Les deux hommes se regardèrent dans le brusque silence d’effroi partagé.

— Qu’est-ce que tu veux, Jim ? demanda Matt.

— Parler, c’est tout. Tous ceux à qui je m’adresse à l’hôpital veulent être rapidement fixés, sans détails, ou alors ils ne veulent même pas savoir. Et j’aimerais bien qu’on boive quelque chose. Et pas ce putain de café, non plus.

— Je vais chercher une bouteille.

— Merci.

Jim parut se détendre une minute.

— Tu sais pourquoi je suis venu te voir, en fait ?

— Non. Pourquoi ?

— Parce qu’il y a très peu de personnes saines, sur cette planète. Et que tu es justement l’une d’elles.

— Tu ne m’as pas attendu pour boire, on dirait.

— Je ne plaisante pas. Ça a toujours été mon opinion, à ton sujet. Matt Wheeler, un individu sain. Je ne te l’ai jamais dit, encore. Pourquoi attendre ?

Pourquoi attendre ? Une question qui en disait beaucoup plus que Jim n’en avait peut-être eu l’intention. Matt ne s’arrêta pas en s’avançant vers le bar, mais il demanda, aussi naturellement que possible :

— Tu crois qu’on est tous en train de crever ?

— C’est une éventualité, répondit Jim.

Ils discutèrent deux heures durant. La bouteille se vidait régulièrement. Toujours le même sujet. Ils n’arrivaient à aucune conclusion, et mettaient peut-être tout simplement la crédulité de l’autre à l’épreuve. Ce fut Jim, ivre d’alcool et de fatigue, qui utilisa le premier le mot « machines ».

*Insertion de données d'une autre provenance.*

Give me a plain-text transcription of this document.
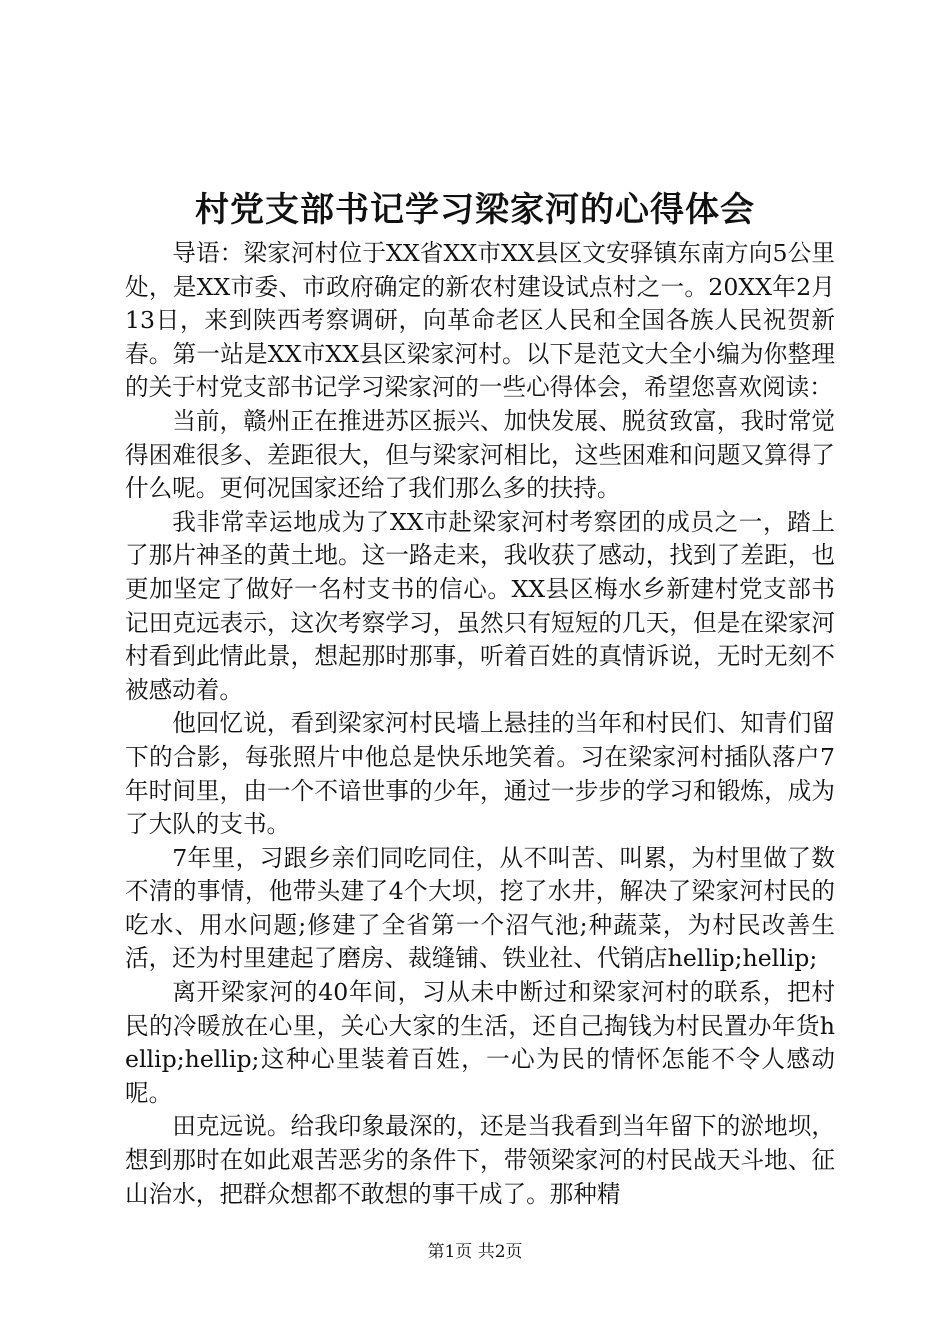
村党支部书记学习梁家河的心得体会

导语：梁家河村位于XX省XX市XX县区文安驿镇东南方向5公里处，是XX市委、市政府确定的新农村建设试点村之一。20XX年2月13日，来到陕西考察调研，向革命老区人民和全国各族人民祝贺新春。第一站是XX市XX县区梁家河村。以下是范文大全小编为你整理的关于村党支部书记学习梁家河的一些心得体会，希望您喜欢阅读：

当前，赣州正在推进苏区振兴、加快发展、脱贫致富，我时常觉得困难很多、差距很大，但与梁家河相比，这些困难和问题又算得了什么呢。更何况国家还给了我们那么多的扶持。

我非常幸运地成为了XX市赴梁家河村考察团的成员之一，踏上了那片神圣的黄土地。这一路走来，我收获了感动，找到了差距，也更加坚定了做好一名村支书的信心。XX县区梅水乡新建村党支部书记田克远表示，这次考察学习，虽然只有短短的几天，但是在梁家河村看到此情此景，想起那时那事，听着百姓的真情诉说，无时无刻不被感动着。

他回忆说，看到梁家河村民墙上悬挂的当年和村民们、知青们留下的合影，每张照片中他总是快乐地笑着。习在梁家河村插队落户7年时间里，由一个不谙世事的少年，通过一步步的学习和锻炼，成为了大队的支书。

7年里，习跟乡亲们同吃同住，从不叫苦、叫累，为村里做了数不清的事情，他带头建了4个大坝，挖了水井，解决了梁家河村民的吃水、用水问题;修建了全省第一个沼气池;种蔬菜，为村民改善生活，还为村里建起了磨房、裁缝铺、铁业社、代销店hellip;hellip;

离开梁家河的40年间，习从未中断过和梁家河村的联系，把村民的冷暖放在心里，关心大家的生活，还自己掏钱为村民置办年货hellip;hellip;这种心里装着百姓，一心为民的情怀怎能不令人感动呢。

田克远说。给我印象最深的，还是当我看到当年留下的淤地坝，想到那时在如此艰苦恶劣的条件下，带领梁家河的村民战天斗地、征山治水，把群众想都不敢想的事干成了。那种精

第1页 共2页
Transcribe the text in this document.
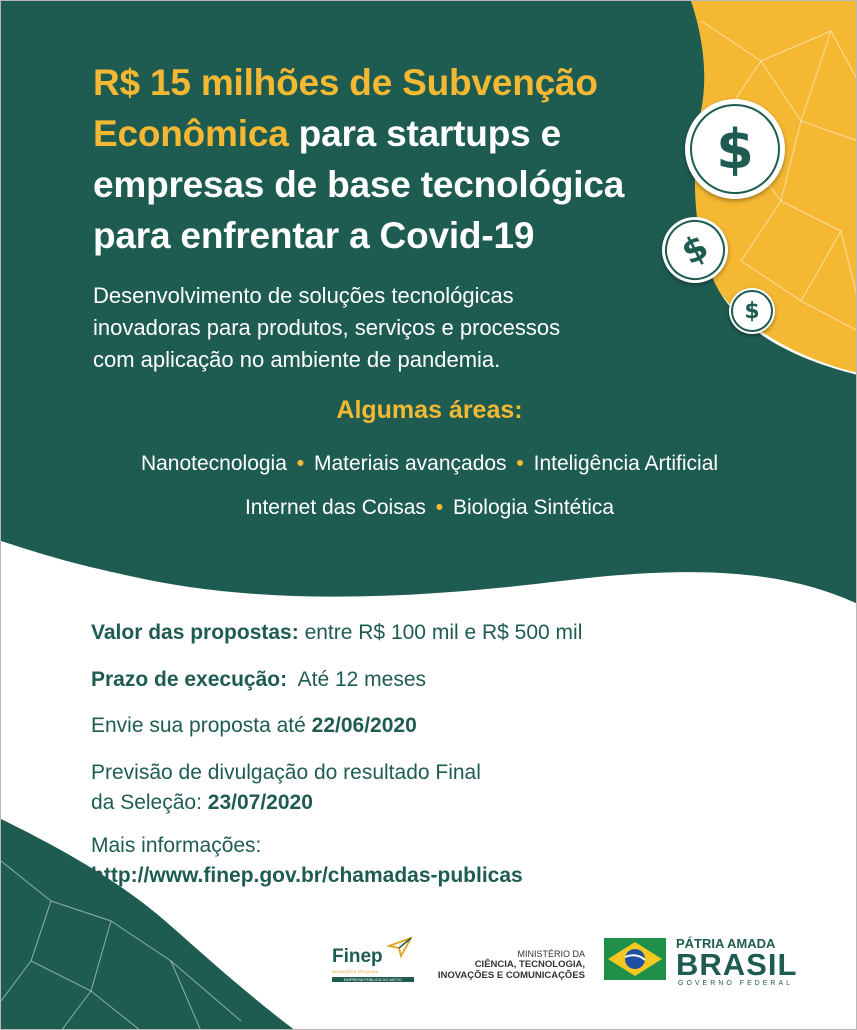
$
$
$
R$ 15 milhões de Subvenção
Econômica para startups e
empresas de base tecnológica
para enfrentar a Covid-19

Desenvolvimento de soluções tecnológicas
inovadoras para produtos, serviços e processos
com aplicação no ambiente de pandemia.

Algumas áreas:
Nanotecnologia • Materiais avançados • Inteligência Artificial
Internet das Coisas • Biologia Sintética
Valor das propostas: entre R$ 100 mil e R$ 500 mil
Prazo de execução:  Até 12 meses
Envie sua proposta até 22/06/2020
Previsão de divulgação do resultado Final
da Seleção: 23/07/2020
Mais informações:
http://www.finep.gov.br/chamadas-publicas
Finep
INOVAÇÃO E PESQUISA
EMPRESA PÚBLICA DO MCTIC
MINISTÉRIO DA
CIÊNCIA, TECNOLOGIA,
INOVAÇÕES E COMUNICAÇÕES
PÁTRIA AMADA
BRASIL
GOVERNO FEDERAL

Matt crut avoir mal compris.

— Des machines ?

— Tu as entendu parler de nanotechnologie ? Ils jouent avec les atomes, ils fabriquent des petits mécanismes, des petits leviers et un tas de choses ? On peut faire ça, maintenant.

— Et tu as des raisons de penser que c’est à ça que tu as affaire ?

— Qui sait ? Ça ne ressemble pas à une machine, mais ça ne ressemble pas à une cellule, non plus. On dirait des roulements à billes noirs et hérissés de pointes. Il n’y a pas de noyau, pas de mitochondrie, pas de structure interne visible avec le matériel de l’hôpital. Je serais curieux de savoir ce qu’un bon labo découvrirait s’il en disséquait un.

Un mince sourire se dessina sur ses lèvres.

— Des dispositifs et des leviers. Bordel ! Ou des petits ordinateurs. Comme des circuits intégrés subatomiques. Qui dirigent des algorithmes ou des nucléotides. Ou quelque chose qu’on ne peut même pas voir. Des circuits plus petits que l’orbite d’un électron. Des machines faites de neutrinos.

Il sourit encore, mais d’un sourire dénué de joie.

— C’est ce qu’on appelle des divagations éthyliques, remarqua Matt.

— Il y a deux avantages à être soûl. Tu peux dire tout ce qui te passe par la tête. Et tu peux dire l’évidence.

— C’est quoi, l’évidence ?

— Que cette saloperie d’engin dans le ciel n’est pas forcément étrangère à cette histoire.

Peut-être bien, songea Matt. Mais on incriminait le vaisseau de tant de choses, depuis la chaleur jusqu’aux érythèmes fessiers des bébés, qu’il se méfiait de ce genre de rapport hâtivement établi.

— Rien ne prouve que…

— Je sais à quoi ressemblent les maladies organiques. Là, on a affaire à quelque chose de fondamentalement différent. Ça n’est pas arrivé petit à petit, sur un mois, Matt. Mais en quelques jours. En quelques heures, presque. Les bactéries peuvent se reproduire très vite, aussi. Mais si c’étaient des bactéries, on serait déjà tous morts.